A professional diamond unit should be created to anticipate and counteract criminal activity, the report recommended.
"In recent years, there have been a number ofjudicial inquiries which have shown that the overall (Belgian) system violates almost any system of neutrality, and is an invitation to corruption," the report says.
For example, Liberia's average annual mining capacity is 100,000 to 150,00 carats -- yet the HRD recorded more than 31 million carats imported into Belgium from that country between 1994 and 1998.
The report said that since the diamonds could not all have been mined in Liberia, it was obvious thatmost had been smuggled from Sierra Leone and other countries.
Similarly, the Ivory Coast apparently exported more than 1.5 million carats to Belgium each year between 1995 and 1997, although its diamond mining industry was closed in the mid-1980s.
In Sierra Leone in 1998, the government exported a mere 8,500 carats, but the HRD registered imports of 770,000 carats for that year coming from that country.
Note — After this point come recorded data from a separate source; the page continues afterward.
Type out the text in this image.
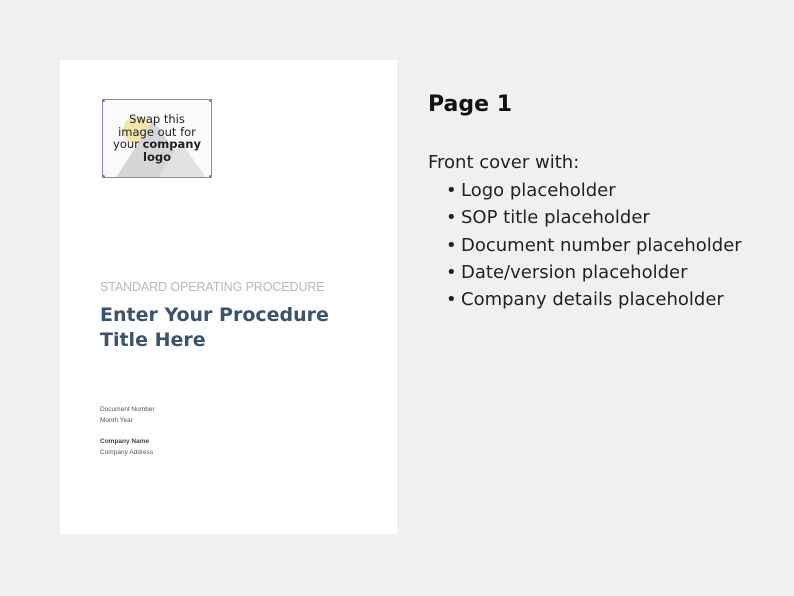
Swap this
image out for
your company
logo
STANDARD OPERATING PROCEDURE
Enter Your Procedure
Title Here
Document Number
Month Year
Company Name
Company Address
Page 1
Front cover with:
• Logo placeholder
• SOP title placeholder
• Document number placeholder
• Date/version placeholder
• Company details placeholder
Smillie said PAC wanted a high-level inquiry into the diamond industry in Belgium. "The authorities are afraid that tightening up the industry will drive it out of Belgium to Israel, Lebanon or somewhere else," he said.
"In our view that's not a good enough reason to do nothing," said Smillie.
"If De Beers were to take a greater interest in countries like Sierra Leone and if it were to stop purchasing large amounts of diamonds from countries with a negligible production base, much could be done to end the current high levels of theft and smuggling," the report says.
De Beers says it stopped trading in Sierra Leone many years ago and recently ceased doing business in the Democratic Republic of Congo.
Tim Capon, a director of De Beers, said the company was not a policeman and that "we are fairly confident that we are not handling any diamonds that can be described as conflict diamonds".
The company pointed out that conflict diamonds account for only 7 percent of world diamond trading and cautioned against action that could harm legitimate trading.
"I think if consumers knew the diamonds they were looking at were conflict diamonds, there would be a significant decrease in the buying of these kinds of diamonds," said Rep.Hall.